Всё потерять – и вновь начать с мечты...
Шрифт:
Кто бы ни был первооткрыватель Борискина ключа, он вряд ли мог бы представить, что со временем тут поднимутся сторожевые вышки, разрастется прииск и перелопачивать золотоносные пески будут колонны осужденных, приводимых к ручью под охраной. В лагере преобладают рецидивисты, имеющие на счету не одну судимость за тяжкие и особо тяжкие преступления или за бунт в других лагерях. Здесь больше, чем в подобных зонах, изможденных людей, голодных доходяг. В начале 30-х, говорили мне старожилы, здесь довольно сносно кормили и одевали, от голода мало кто умирал.

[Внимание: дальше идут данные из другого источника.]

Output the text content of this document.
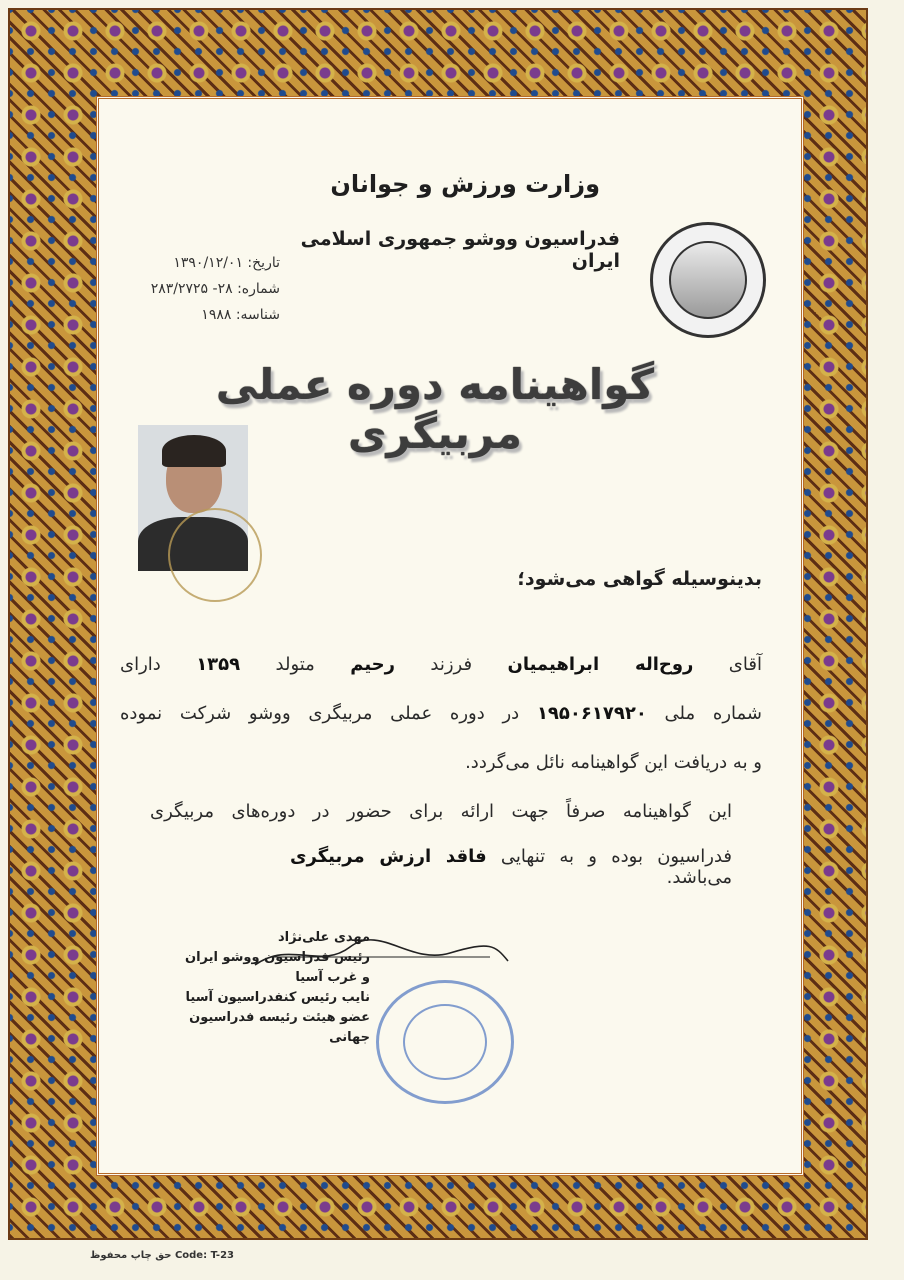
وزارت ورزش و جوانان
فدراسیون ووشو جمهوری اسلامی ایران
تاریخ: ۱۳۹۰/۱۲/۰۱
شماره: ۲۸- ۲۸۳/۲۷۲۵
شناسه: ۱۹۸۸
گواهینامه دوره عملی مربیگری
بدینوسیله گواهی می‌شود؛
آقای روح‌اله ابراهیمیان فرزند رحیم متولد ۱۳۵۹ دارای
شماره ملی ۱۹۵۰۶۱۷۹۲۰ در دوره عملی مربیگری ووشو شرکت نموده
و به دریافت این گواهینامه نائل می‌گردد.
این گواهینامه صرفاً جهت ارائه برای حضور در دوره‌های مربیگری
فدراسیون بوده و به تنهایی فاقد ارزش مربیگری می‌باشد.
مهدی علی‌نژاد
رئیس فدراسیون ووشو ایران و غرب آسیا
نایب رئیس کنفدراسیون آسیا
عضو هیئت رئیسه فدراسیون جهانی
Code: T-23 حق چاپ محفوظ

Перемены случились в 1937 году, когда режим содержания осужденных ужесточили, превратив обычный лагерь в штрафняк,
Мне не раз приходилось бывать в этом штрафняке, одному и с Генкой Лещуком. В зиму 1949-1950-го мы из Нового оба попали сюда. Это случилось после того, как нас и еще двух солагерников однажды повезли в райбольницу. В поселке Берелех мы упросили конвой отвести нас в столовую. Получилось так, что один наш товарищ остался в машине и с ним конвоир, а второй надзиратель, Кутовой, человек с садистскими наклонностями, покалечивший немало людей, пошел с нами. Обменявшись по пути с Генкой взглядами, и мигом поняв друг друга, мы связываем его, слегка бьем по физиономии, толкаем в кусты шиповника, а сами уходим в сторону Сусумана. Там на окраине жили Генкины приятели, тоже из уголовников, мы решили какое-то время провести у них. На третий день нас обнаружила поисковая группа охраны лагерей. Крепко избив, нас повезли на Борискин.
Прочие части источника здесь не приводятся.